For any brand, editor or influencer who's invested in making fashion a more sustainable industry, figuring out how to talk about environmental concerns in a way that actually inspires people to take action can be tricky.
According to Dr. Daniel L. Benkendorff, an associate professor of philosophy at FIT whose classes focus on psychology, the problem with translating sustainability concerns into action has little to do with a lack of awareness of the problem.
"Large surveys suggest that most people are aware of climate change and environmental degradation on some level," he said on Tuesday at FIT's annual Sustainable Business and Design Conference in New York City. "About 70 percent of Americans believe that global warming is happening, and about the same number believe it will cause harm to future generations of people and to other species."
And while that awareness has translated into some widespread behavioral modification — like the fact that recycling paper and plastic has become commonplace — it hasn't made a big enough dent in human contributions to global warming.
So if we know we're killing the planet we're living on, why won't we stop? According to Benkendorff, part of the problem arises from the fact that news about climate change creates the "wrong kind of fear." Unlike the action-inducing fight or flight mode aroused by obviously immediate danger, climate change's slower pace is more likely to cause a slow burn of anxiety, which Benkendorff says "isn't so helpful" and may lead to denial or other coping mechanisms, rather than action.
For ethical fashion advocates, that means that communicating a message of hope, rather than despair, is important for inspiring consumer action.
"This doesn't involve lying about climate change or avoiding the truth, but when you talk about climate change... it's important to talk about the possibility of solving it," Benkendorff said.

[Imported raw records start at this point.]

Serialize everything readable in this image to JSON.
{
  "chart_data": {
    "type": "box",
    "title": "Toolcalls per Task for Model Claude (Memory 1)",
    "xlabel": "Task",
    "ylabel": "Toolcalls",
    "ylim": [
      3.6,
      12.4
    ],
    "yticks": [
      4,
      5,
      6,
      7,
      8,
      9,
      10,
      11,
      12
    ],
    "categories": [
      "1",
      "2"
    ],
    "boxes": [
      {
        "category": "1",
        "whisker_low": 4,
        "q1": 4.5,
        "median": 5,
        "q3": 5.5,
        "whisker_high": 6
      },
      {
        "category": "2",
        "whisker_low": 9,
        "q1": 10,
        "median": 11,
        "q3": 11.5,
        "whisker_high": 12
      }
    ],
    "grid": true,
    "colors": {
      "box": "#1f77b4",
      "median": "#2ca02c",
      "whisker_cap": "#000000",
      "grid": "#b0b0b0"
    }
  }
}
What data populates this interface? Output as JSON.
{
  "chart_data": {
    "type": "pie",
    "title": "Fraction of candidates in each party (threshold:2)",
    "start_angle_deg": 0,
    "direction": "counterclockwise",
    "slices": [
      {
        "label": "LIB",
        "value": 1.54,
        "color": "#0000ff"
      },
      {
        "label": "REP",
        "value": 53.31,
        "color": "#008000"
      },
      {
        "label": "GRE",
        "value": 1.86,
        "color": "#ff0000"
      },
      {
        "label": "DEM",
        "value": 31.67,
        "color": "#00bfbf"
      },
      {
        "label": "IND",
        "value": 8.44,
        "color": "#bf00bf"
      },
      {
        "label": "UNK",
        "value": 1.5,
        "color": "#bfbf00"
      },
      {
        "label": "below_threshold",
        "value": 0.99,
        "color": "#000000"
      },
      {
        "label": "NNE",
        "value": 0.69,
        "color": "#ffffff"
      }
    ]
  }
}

Beyond highlighting the potential for solutions to the climate change problem, Benkendorff offered two other pieces of advice for those seeking to inspire more sustainable lifestyles in their customers, readers or general spheres of influence. One was to encourage them to seek out like-minded people — a move that fulfills the deep human need for connection as well as making individual activism efforts more effective.
"Find your community and act locally," he advised. "There's an avalanche of psychological research that tells us that human beings work better together than in isolation… If you can join a group, you'll feel like you're getting something done."
Finally, Benkendorff said it's important to start with small changes. Maybe a consumer won't completely adopt sustainable shopping habits overnight, but encouraging them to take one step — like learning to thrift or seeking out organic cotton — can start a chain reaction in their life.
"We want to change all of our bad behaviors all at once, and that's unproductive, because it's really hard," he said. "Try one small change, and reward yourself when you do better. If you can do that, you can move onto the next change."